Elements of open justice

Finally, this post must touch on basics of what is cumulatively called “open justice”, but which is four separate subjects. All are alluded to obiter (save in the case of nullity of marriage proceedings) by their lordships in the House of Lords in Scott & Anor v Scott [1913] UKHL 2, [1913] AC 417. The ratio in Scott concerns only the first in the list below, namely “open justice” (or, as family lawyers like to call it, “transparency”). As the ICLR headnote succinctly records: “The [Family Division] has no power, either with or without the consent of the parties, to hear a nullity suit or other matrimonial suit in [private eg] in the interest of public decency”.
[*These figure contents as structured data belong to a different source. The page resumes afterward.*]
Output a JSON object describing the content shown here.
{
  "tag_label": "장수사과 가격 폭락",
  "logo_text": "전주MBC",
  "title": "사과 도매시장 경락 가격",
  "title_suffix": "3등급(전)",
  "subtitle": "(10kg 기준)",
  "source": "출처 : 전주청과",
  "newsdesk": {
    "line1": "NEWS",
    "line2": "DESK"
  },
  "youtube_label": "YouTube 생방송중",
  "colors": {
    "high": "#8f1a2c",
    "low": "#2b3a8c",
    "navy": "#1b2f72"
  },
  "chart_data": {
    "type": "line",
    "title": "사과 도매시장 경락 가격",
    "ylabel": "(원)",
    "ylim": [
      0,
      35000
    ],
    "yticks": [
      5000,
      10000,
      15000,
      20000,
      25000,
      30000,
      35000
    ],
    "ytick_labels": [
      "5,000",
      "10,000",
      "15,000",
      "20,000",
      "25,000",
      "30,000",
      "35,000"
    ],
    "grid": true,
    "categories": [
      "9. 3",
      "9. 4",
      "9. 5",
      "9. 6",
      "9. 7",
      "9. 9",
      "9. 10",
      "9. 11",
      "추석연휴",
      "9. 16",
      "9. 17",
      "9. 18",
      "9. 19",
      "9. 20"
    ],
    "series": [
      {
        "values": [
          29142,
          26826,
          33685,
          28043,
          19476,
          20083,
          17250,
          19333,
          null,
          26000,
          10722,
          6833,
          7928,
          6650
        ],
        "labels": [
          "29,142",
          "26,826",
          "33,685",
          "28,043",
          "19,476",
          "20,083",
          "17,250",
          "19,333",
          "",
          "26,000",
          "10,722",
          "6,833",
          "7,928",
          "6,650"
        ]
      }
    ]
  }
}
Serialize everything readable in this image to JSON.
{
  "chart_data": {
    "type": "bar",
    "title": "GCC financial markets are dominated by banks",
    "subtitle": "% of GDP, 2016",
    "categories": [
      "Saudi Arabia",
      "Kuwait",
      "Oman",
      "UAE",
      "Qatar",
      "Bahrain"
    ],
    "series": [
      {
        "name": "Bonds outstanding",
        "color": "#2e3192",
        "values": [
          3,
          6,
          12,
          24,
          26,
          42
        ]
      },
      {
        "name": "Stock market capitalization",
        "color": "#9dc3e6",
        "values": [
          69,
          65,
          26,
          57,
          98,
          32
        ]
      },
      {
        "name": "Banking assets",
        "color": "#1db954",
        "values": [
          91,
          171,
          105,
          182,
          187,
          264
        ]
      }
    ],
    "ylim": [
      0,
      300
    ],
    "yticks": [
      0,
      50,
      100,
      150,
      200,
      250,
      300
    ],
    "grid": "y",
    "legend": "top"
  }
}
The open justice elements are almost entirely creatures of the common law (and see previous ICLR blogs in 2020). They are:

I had hoped I had made all this fairly clear at para 1.2 of my book, Open Justice and Privacy in Family Proceedings (2020, The Law Society) as early as para 1.2 and in subsequent paragraphs.

Had Judge Reardon considered the law as above (and as explained in further detail in eg my book) there is a possibility she might have made an opposite, and more fairly informed, decision? In the interests of “transparency” in the sense intended by the modern family law judiciary, it is possible she might have granted H’s application. As to her para 6.2 certificate: it is not clear what is to happen to that. As a serious point: perhaps any para 6.2 certificate should be scrutinised before the judgment is published (or put on-line somewhere).